Don't want to overwhelm with new posts, but I have some catching up to do. I'll save the rest for later in the week. But I wanted to bring up this thing about broken color. It's not new, at all, it started with the impressionist movement (think Seurat, s'il vous plait), at least really got some legs and has been going strong as a way of getting color to work ever since. It's a relatively simple notion, a colors power depends on the color it's next to.  It's a way to get color to vibrate, to come to life. Lots of reproduction methods use this principle, off-set printing, your TV set, stone lithography, ummm the rhythm method. I did this little sunset 9x12 this week at the Winter Park paint out. Probably could have sold it more than once or twice. And that might be because it is a simple painting with color doing all the work. The trick is to juxtapose compliments, split-compliments and even analogous colors (sorry for the color theory speak, but, hey, it's color theory) to create an overall color field.
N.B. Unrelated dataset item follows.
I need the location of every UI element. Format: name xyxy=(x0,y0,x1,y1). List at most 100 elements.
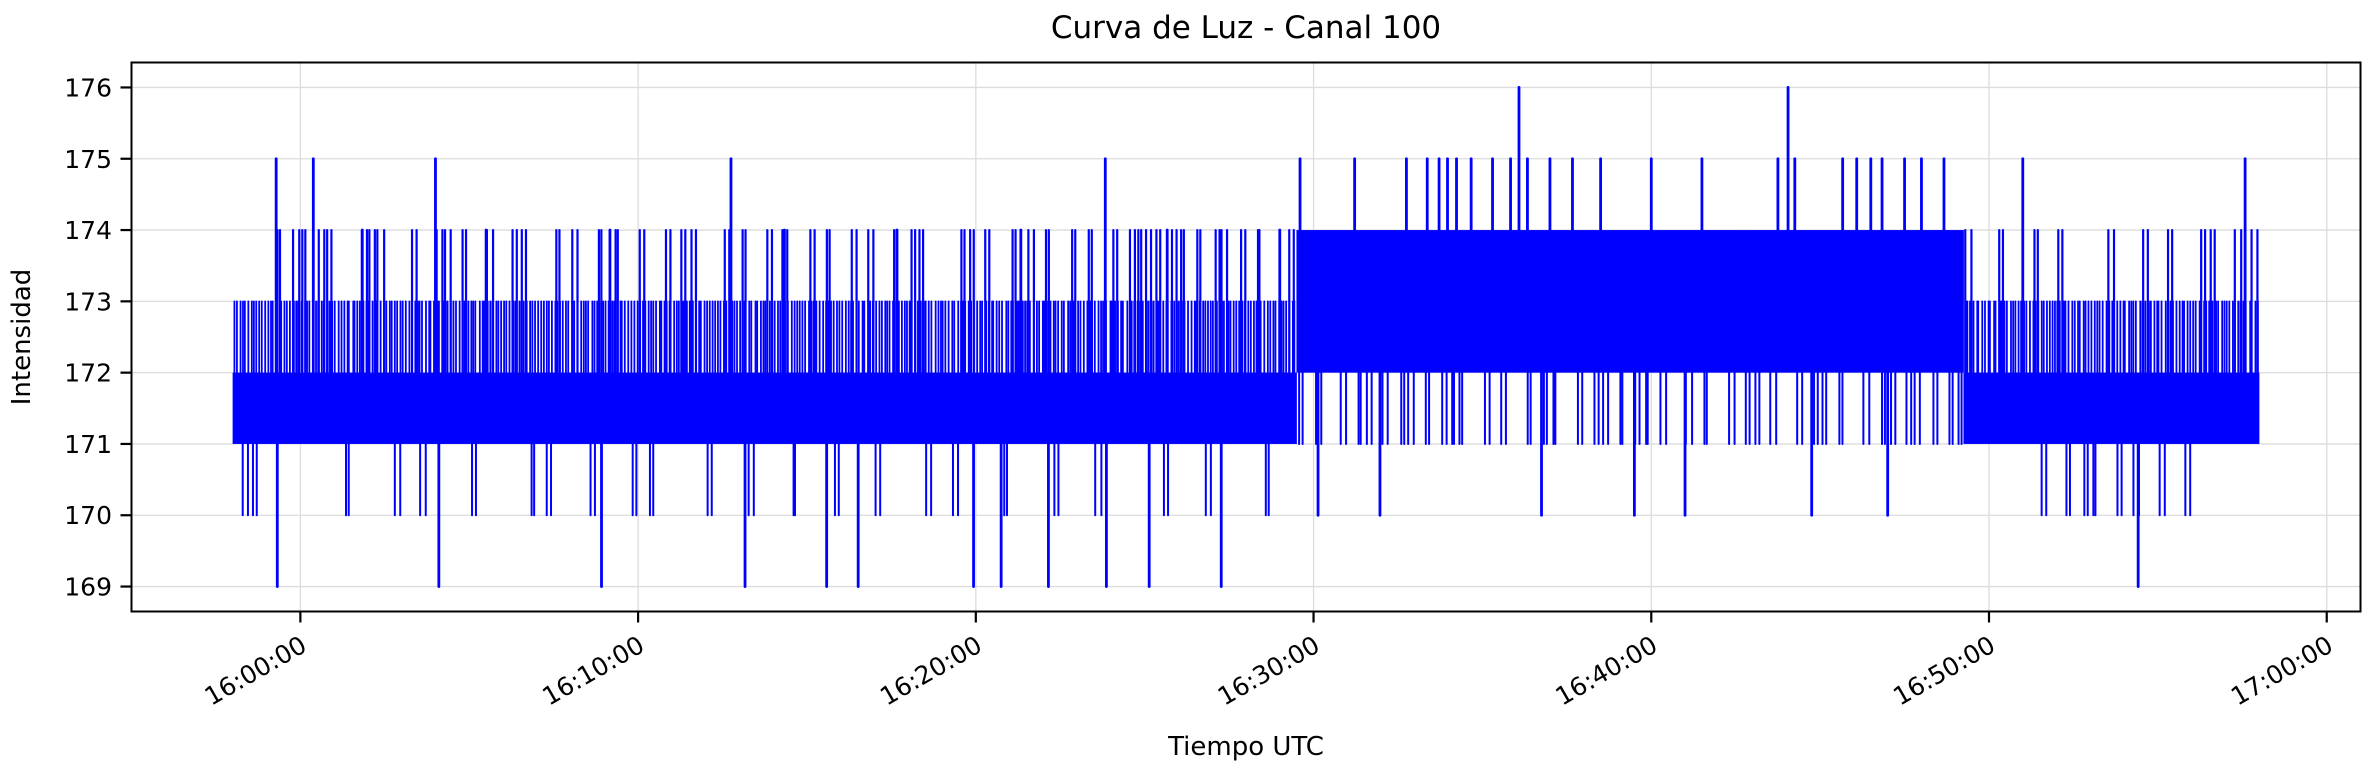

The notes have to be near each other in value and saturation in order to get the subtle shimmering of light particles. This image is a little larger than I usually put up, so when you click on it you can see what I mean. It helped to paint this on a broad weave linen so that the color underneath can still show through and the chunks of paint come off the brush better. I like me some broad weave linen or is that linen weaving broads... they are fun to paint.